Enriched-housed mice have slightly improved timing of their eyeblink conditioned responses than standard-housed mice. (A) Heat map showing the amplitude of conditioned responses (CR) per group. (B) Distribution of the latency to CR onset for training days 8–10 for the 250 ms ISI, and day 18–20 for the 500 ms ISI training paradigm. (C) Distribution of the latency to CR peak for training days 8–10 for the 250 ms ISI, and day 18–20 for the 500 ms ISI training paradigm. Note that in enriched-housed animals the CRs are more closely centered around the onset of the expected US for the 250 ms ISI paradigm.

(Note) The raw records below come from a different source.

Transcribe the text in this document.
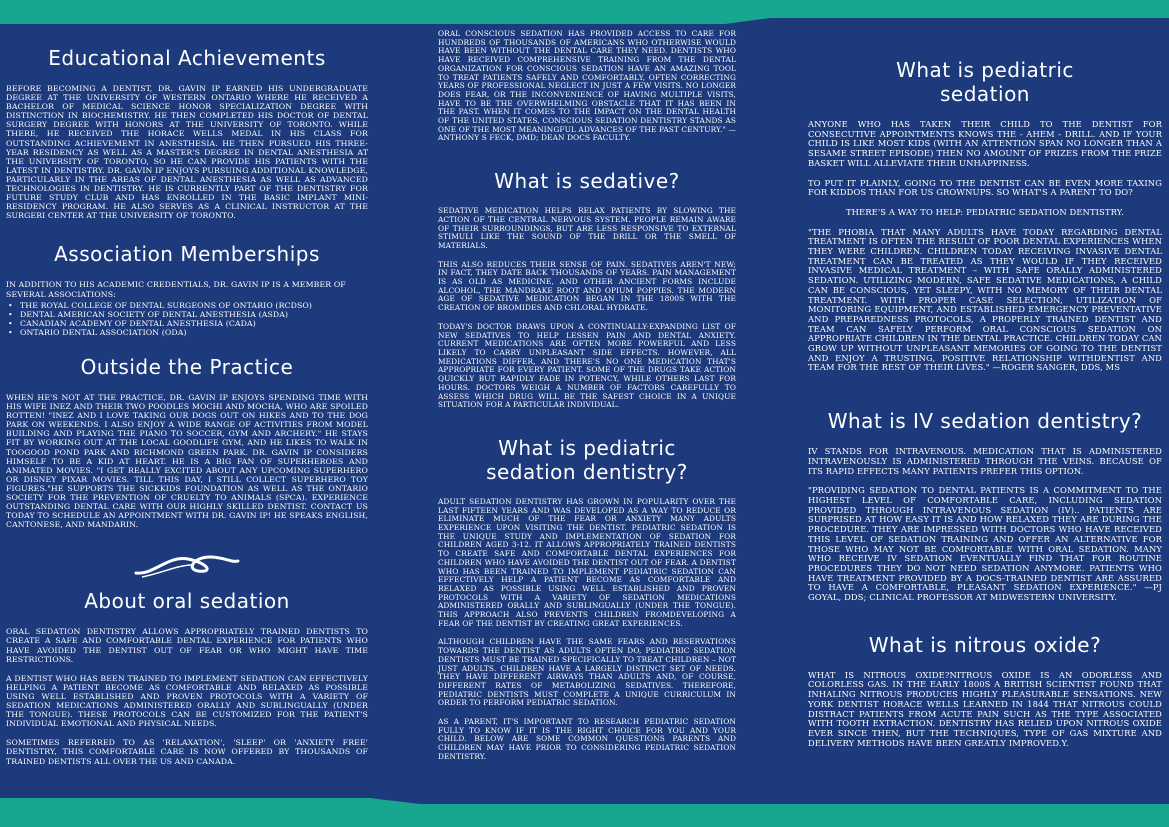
Educational Achievements

BEFORE BECOMING A DENTIST, DR. GAVIN IP EARNED HIS UNDERGRADUATE DEGREE AT THE UNIVERSITY OF WESTERN ONTARIO WHERE HE RECEIVED A BACHELOR OF MEDICAL SCIENCE HONOR SPECIALIZATION DEGREE WITH DISTINCTION IN BIOCHEMISTRY. HE THEN COMPLETED HIS DOCTOR OF DENTAL SURGERY DEGREE WITH HONORS AT THE UNIVERSITY OF TORONTO. WHILE THERE, HE RECEIVED THE HORACE WELLS MEDAL IN HIS CLASS FOR OUTSTANDING ACHIEVEMENT IN ANESTHESIA. HE THEN PURSUED HIS THREE-YEAR RESIDENCY AS WELL AS A MASTER'S DEGREE IN DENTAL ANESTHESIA AT THE UNIVERSITY OF TORONTO, SO HE CAN PROVIDE HIS PATIENTS WITH THE LATEST IN DENTISTRY. DR. GAVIN IP ENJOYS PURSUING ADDITIONAL KNOWLEDGE, PARTICULARLY IN THE AREAS OF DENTAL ANESTHESIA AS WELL AS ADVANCED TECHNOLOGIES IN DENTISTRY. HE IS CURRENTLY PART OF THE DENTISTRY FOR FUTURE STUDY CLUB AND HAS ENROLLED IN THE BASIC IMPLANT MINI- RESIDENCY PROGRAM. HE ALSO SERVES AS A CLINICAL INSTRUCTOR AT THE SURGERI CENTER AT THE UNIVERSITY OF TORONTO.

Association Memberships

IN ADDITION TO HIS ACADEMIC CREDENTIALS, DR. GAVIN IP IS A MEMBER OF SEVERAL ASSOCIATIONS:

• THE ROYAL COLLEGE OF DENTAL SURGEONS OF ONTARIO (RCDSO)
• DENTAL AMERICAN SOCIETY OF DENTAL ANESTHESIA (ASDA)
• CANADIAN ACADEMY OF DENTAL ANESTHESIA (CADA)
• ONTARIO DENTAL ASSOCIATION (ODA)
Outside the Practice

WHEN HE'S NOT AT THE PRACTICE, DR. GAVIN IP ENJOYS SPENDING TIME WITH HIS WIFE INEZ AND THEIR TWO POODLES MOCHI AND MOCHA, WHO ARE SPOILED ROTTEN! "INEZ AND I LOVE TAKING OUR DOGS OUT ON HIKES AND TO THE DOG PARK ON WEEKENDS. I ALSO ENJOY A WIDE RANGE OF ACTIVITIES FROM MODEL BUILDING AND PLAYING THE PIANO TO SOCCER, GYM AND ARCHERY." HE STAYS FIT BY WORKING OUT AT THE LOCAL GOODLIFE GYM, AND HE LIKES TO WALK IN TOOGOOD POND PARK AND RICHMOND GREEN PARK. DR. GAVIN IP CONSIDERS HIMSELF TO BE A KID AT HEART. HE IS A BIG FAN OF SUPERHEROES AND ANIMATED MOVIES. "I GET REALLY EXCITED ABOUT ANY UPCOMING SUPERHERO OR DISNEY PIXAR MOVIES. TILL THIS DAY, I STILL COLLECT SUPERHERO TOY FIGURES."HE SUPPORTS THE SICKKIDS FOUNDATION AS WELL AS THE ONTARIO SOCIETY FOR THE PREVENTION OF CRUELTY TO ANIMALS (SPCA). EXPERIENCE OUTSTANDING DENTAL CARE WITH OUR HIGHLY SKILLED DENTIST. CONTACT US TODAY TO SCHEDULE AN APPOINTMENT WITH DR. GAVIN IP! HE SPEAKS ENGLISH, CANTONESE, AND MANDARIN.

About oral sedation

ORAL SEDATION DENTISTRY ALLOWS APPROPRIATELY TRAINED DENTISTS TO CREATE A SAFE AND COMFORTABLE DENTAL EXPERIENCE FOR PATIENTS WHO HAVE AVOIDED THE DENTIST OUT OF FEAR OR WHO MIGHT HAVE TIME RESTRICTIONS.

A DENTIST WHO HAS BEEN TRAINED TO IMPLEMENT SEDATION CAN EFFECTIVELY HELPING A PATIENT BECOME AS COMFORTABLE AND RELAXED AS POSSIBLE USING WELL ESTABLISHED AND PROVEN PROTOCOLS WITH A VARIETY OF SEDATION MEDICATIONS ADMINISTERED ORALLY AND SUBLINGUALLY (UNDER THE TONGUE). THESE PROTOCOLS CAN BE CUSTOMIZED FOR THE PATIENT'S INDIVIDUAL EMOTIONAL AND PHYSICAL NEEDS.

SOMETIMES REFERRED TO AS 'RELAXATION', 'SLEEP' OR 'ANXIETY FREE' DENTISTRY, THIS COMFORTABLE CARE IS NOW OFFERED BY THOUSANDS OF TRAINED DENTISTS ALL OVER THE US AND CANADA.

ORAL CONSCIOUS SEDATION HAS PROVIDED ACCESS TO CARE FOR HUNDREDS OF THOUSANDS OF AMERICANS WHO OTHERWISE WOULD HAVE BEEN WITHOUT THE DENTAL CARE THEY NEED. DENTISTS WHO HAVE RECEIVED COMPREHENSIVE TRAINING FROM THE DENTAL ORGANIZATION FOR CONSCIOUS SEDATION HAVE AN AMAZING TOOL TO TREAT PATIENTS SAFELY AND COMFORTABLY, OFTEN CORRECTING YEARS OF PROFESSIONAL NEGLECT IN JUST A FEW VISITS. NO LONGER DOES FEAR, OR THE INCONVENIENCE OF HAVING MULTIPLE VISITS, HAVE TO BE THE OVERWHELMING OBSTACLE THAT IT HAS BEEN IN THE PAST. WHEN IT COMES TO THE IMPACT ON THE DENTAL HEALTH OF THE UNITED STATES, CONSCIOUS SEDATION DENTISTRY STANDS AS ONE OF THE MOST MEANINGFUL ADVANCES OF THE PAST CENTURY." —ANTHONY S FECK, DMD; DEAN DOCS FACULTY.

What is sedative?

SEDATIVE MEDICATION HELPS RELAX PATIENTS BY SLOWING THE ACTION OF THE CENTRAL NERVOUS SYSTEM. PEOPLE REMAIN AWARE OF THEIR SURROUNDINGS, BUT ARE LESS RESPONSIVE TO EXTERNAL STIMULI LIKE THE SOUND OF THE DRILL OR THE SMELL OF MATERIALS.

THIS ALSO REDUCES THEIR SENSE OF PAIN. SEDATIVES AREN'T NEW; IN FACT, THEY DATE BACK THOUSANDS OF YEARS. PAIN MANAGEMENT IS AS OLD AS MEDICINE, AND OTHER ANCIENT FORMS INCLUDE ALCOHOL, THE MANDRAKE ROOT AND OPIUM POPPIES. THE MODERN AGE OF SEDATIVE MEDICATION BEGAN IN THE 1800S WITH THE CREATION OF BROMIDES AND CHLORAL HYDRATE.

TODAY'S DOCTOR DRAWS UPON A CONTINUALLY-EXPANDING LIST OF NEW SEDATIVES TO HELP LESSEN PAIN AND DENTAL ANXIETY. CURRENT MEDICATIONS ARE OFTEN MORE POWERFUL AND LESS LIKELY TO CARRY UNPLEASANT SIDE EFFECTS. HOWEVER, ALL MEDICATIONS DIFFER, AND THERE'S NO ONE MEDICATION THAT'S APPROPRIATE FOR EVERY PATIENT. SOME OF THE DRUGS TAKE ACTION QUICKLY BUT RAPIDLY FADE IN POTENCY, WHILE OTHERS LAST FOR HOURS. DOCTORS WEIGH A NUMBER OF FACTORS CAREFULLY TO ASSESS WHICH DRUG WILL BE THE SAFEST CHOICE IN A UNIQUE SITUATION FOR A PARTICULAR INDIVIDUAL.

What is pediatric sedation dentistry?

ADULT SEDATION DENTISTRY HAS GROWN IN POPULARITY OVER THE LAST FIFTEEN YEARS AND WAS DEVELOPED AS A WAY TO REDUCE OR ELIMINATE MUCH OF THE FEAR OR ANXIETY MANY ADULTS EXPERIENCE UPON VISITING THE DENTIST. PEDIATRIC SEDATION IS THE UNIQUE STUDY AND IMPLEMENTATION OF SEDATION FOR CHILDREN AGED 3-12. IT ALLOWS APPROPRIATELY TRAINED DENTISTS TO CREATE SAFE AND COMFORTABLE DENTAL EXPERIENCES FOR CHILDREN WHO HAVE AVOIDED THE DENTIST OUT OF FEAR. A DENTIST WHO HAS BEEN TRAINED TO IMPLEMENT PEDIATRIC SEDATION CAN EFFECTIVELY HELP A PATIENT BECOME AS COMFORTABLE AND RELAXED AS POSSIBLE USING WELL ESTABLISHED AND PROVEN PROTOCOLS WITH A VARIETY OF SEDATION MEDICATIONS ADMINISTERED ORALLY AND SUBLINGUALLY (UNDER THE TONGUE). THIS APPROACH ALSO PREVENTS CHILDREN FROMDEVELOPING A FEAR OF THE DENTIST BY CREATING GREAT EXPERIENCES.

ALTHOUGH CHILDREN HAVE THE SAME FEARS AND RESERVATIONS TOWARDS THE DENTIST AS ADULTS OFTEN DO, PEDIATRIC SEDATION DENTISTS MUST BE TRAINED SPECIFICALLY TO TREAT CHILDREN – NOT JUST ADULTS. CHILDREN HAVE A LARGELY DISTINCT SET OF NEEDS. THEY HAVE DIFFERENT AIRWAYS THAN ADULTS AND, OF COURSE, DIFFERENT RATES OF METABOLIZING SEDATIVES. THEREFORE, PEDIATRIC DENTISTS MUST COMPLETE A UNIQUE CURRICULUM IN ORDER TO PERFORM PEDIATRIC SEDATION.

AS A PARENT, IT'S IMPORTANT TO RESEARCH PEDIATRIC SEDATION FULLY TO KNOW IF IT IS THE RIGHT CHOICE FOR YOU AND YOUR CHILD. BELOW ARE SOME COMMON QUESTIONS PARENTS AND CHILDREN MAY HAVE PRIOR TO CONSIDERING PEDIATRIC SEDATION DENTISTRY.

What is pediatric sedation

ANYONE WHO HAS TAKEN THEIR CHILD TO THE DENTIST FOR CONSECUTIVE APPOINTMENTS KNOWS THE - AHEM - DRILL. AND IF YOUR CHILD IS LIKE MOST KIDS (WITH AN ATTENTION SPAN NO LONGER THAN A SESAME STREET EPISODE) THEN NO AMOUNT OF PRIZES FROM THE PRIZE BASKET WILL ALLEVIATE THEIR UNHAPPINESS.

TO PUT IT PLAINLY, GOING TO THE DENTIST CAN BE EVEN MORE TAXING FOR KIDDOS THAN FOR US GROWNUPS. SO WHAT'S A PARENT TO DO?

THERE'S A WAY TO HELP: PEDIATRIC SEDATION DENTISTRY.

"THE PHOBIA THAT MANY ADULTS HAVE TODAY REGARDING DENTAL TREATMENT IS OFTEN THE RESULT OF POOR DENTAL EXPERIENCES WHEN THEY WERE CHILDREN. CHILDREN TODAY RECEIVING INVASIVE DENTAL TREATMENT CAN BE TREATED AS THEY WOULD IF THEY RECEIVED INVASIVE MEDICAL TREATMENT – WITH SAFE ORALLY ADMINISTERED SEDATION. UTILIZING MODERN, SAFE SEDATIVE MEDICATIONS, A CHILD CAN BE CONSCIOUS, YET SLEEPY, WITH NO MEMORY OF THEIR DENTAL TREATMENT. WITH PROPER CASE SELECTION, UTILIZATION OF MONITORING EQUIPMENT, AND ESTABLISHED EMERGENCY PREVENTATIVE AND PREPAREDNESS PROTOCOLS, A PROPERLY TRAINED DENTIST AND TEAM CAN SAFELY PERFORM ORAL CONSCIOUS SEDATION ON APPROPRIATE CHILDREN IN THE DENTAL PRACTICE. CHILDREN TODAY CAN GROW UP WITHOUT UNPLEASANT MEMORIES OF GOING TO THE DENTIST AND ENJOY A TRUSTING, POSITIVE RELATIONSHIP WITHDENTIST AND TEAM FOR THE REST OF THEIR LIVES." —ROGER SANGER, DDS, MS

What is IV sedation dentistry?

IV STANDS FOR INTRAVENOUS. MEDICATION THAT IS ADMINISTERED INTRAVENOUSLY IS ADMINISTERED THROUGH THE VEINS. BECAUSE OF ITS RAPID EFFECTS MANY PATIENTS PREFER THIS OPTION.

"PROVIDING SEDATION TO DENTAL PATIENTS IS A COMMITMENT TO THE HIGHEST LEVEL OF COMFORTABLE CARE, INCLUDING SEDATION PROVIDED THROUGH INTRAVENOUS SEDATION (IV).. PATIENTS ARE SURPRISED AT HOW EASY IT IS AND HOW RELAXED THEY ARE DURING THE PROCEDURE. THEY ARE IMPRESSED WITH DOCTORS WHO HAVE RECEIVED THIS LEVEL OF SEDATION TRAINING AND OFFER AN ALTERNATIVE FOR THOSE WHO MAY NOT BE COMFORTABLE WITH ORAL SEDATION. MANY WHO RECEIVE IV SEDATION EVENTUALLY FIND THAT FOR ROUTINE PROCEDURES THEY DO NOT NEED SEDATION ANYMORE. PATIENTS WHO HAVE TREATMENT PROVIDED BY A DOCS-TRAINED DENTIST ARE ASSURED TO HAVE A COMFORTABLE, PLEASANT SEDATION EXPERIENCE." —PJ GOYAL, DDS; CLINICAL PROFESSOR AT MIDWESTERN UNIVERSITY.

What is nitrous oxide?

WHAT IS NITROUS OXIDE?NITROUS OXIDE IS AN ODORLESS AND COLORLESS GAS. IN THE EARLY 1800S A BRITISH SCIENTIST FOUND THAT INHALING NITROUS PRODUCES HIGHLY PLEASURABLE SENSATIONS. NEW YORK DENTIST HORACE WELLS LEARNED IN 1844 THAT NITROUS COULD DISTRACT PATIENTS FROM ACUTE PAIN SUCH AS THE TYPE ASSOCIATED WITH TOOTH EXTRACTION. DENTISTRY HAS RELIED UPON NITROUS OXIDE EVER SINCE THEN, BUT THE TECHNIQUES, TYPE OF GAS MIXTURE AND DELIVERY METHODS HAVE BEEN GREATLY IMPROVED.Y.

We defined a “perfectly timed” CR window, indicated with the black arrows. (D) Enriched-housed mice show a higher percentage of perfectly timed CR than standard-housed animals. This effect was only observed for the shorter 250 ms ISI training paradigm. (E) Correlation between latency to CR peak amplitude and peak timing for days 8–10 for the 250 ms ISI, and day 18–20 for the 500 ms ISI training. The blue line represents the regression line for the standard-housed mice, and the orange line represents the regression line for the enriched-housed mice. Abbreviations: CR conditioned response, CS conditioned stimulus, US unconditioned stimulus. *Significance level p < 0.05 after correction Bonferroni-Holm.

Figure 4

Enriched-housed animals perform better on accelerating rotarod, but not on the balance beam or grip strength tests. (A) Illustration of the balance beam test, where time crossing the beam from one side to the other was quantified on two different beam widths: 6 mm and 12 mm. (B) Boxplots of the average time (s) on the beam per group and beam width. Each dot represents a single value per mouse, with in total two values per beam width per mouse. (C) Illustration of the grip strength test, where the maximal muscle strength of the forelimbs was quantified by grabbing a bar from the grid before releasing. (D) Boxplots of the average peak strength (N) per group. Each dot represents a single value per mouse, with 8 values in total for each mouse. (E) Illustration of the accelerating rotarod, where the latency to fall was quantified. Mice had to walk on the accelerating rod (4–40 RPM) for a maximum of 300 s. (F) Line plot represent the average latency to fall (s) per trial per day, and error bars representing a 95% confidence interval. The blue data represents standard-housed mice, where the orange data represents the enriched-housed mice. *Significance level p < 0.05 after correction Bonferroni-Holm.

Figure 5

Enriched-housed animals perform better on the ErasmusLadder. (A) Illustration of the ErasmusLadder, where mice had to cross the horizontal ladder from one shelter box to the other. The percentage of “correct” steps within each trial was quantified, whereby a correct step was defined as a step of the front-paws from a high rung to the next high rung, irrespective of the length of the step. A step where a lower rung was touched upon, was considered as a misstep. (B) Histogram showing the distribution of correct steps for both groups. (C) Line plot representing the average correct steps (%) of individual mice (each line represents one animal). (D) Line plot representing the average correct steps (%) per group, and error bars representing a 95% confidence interval. The blue data represents standard-housed mice, where the orange data represents the enriched-housed mice. *Significance level p < 0.05 after Bonferroni-Holm correction.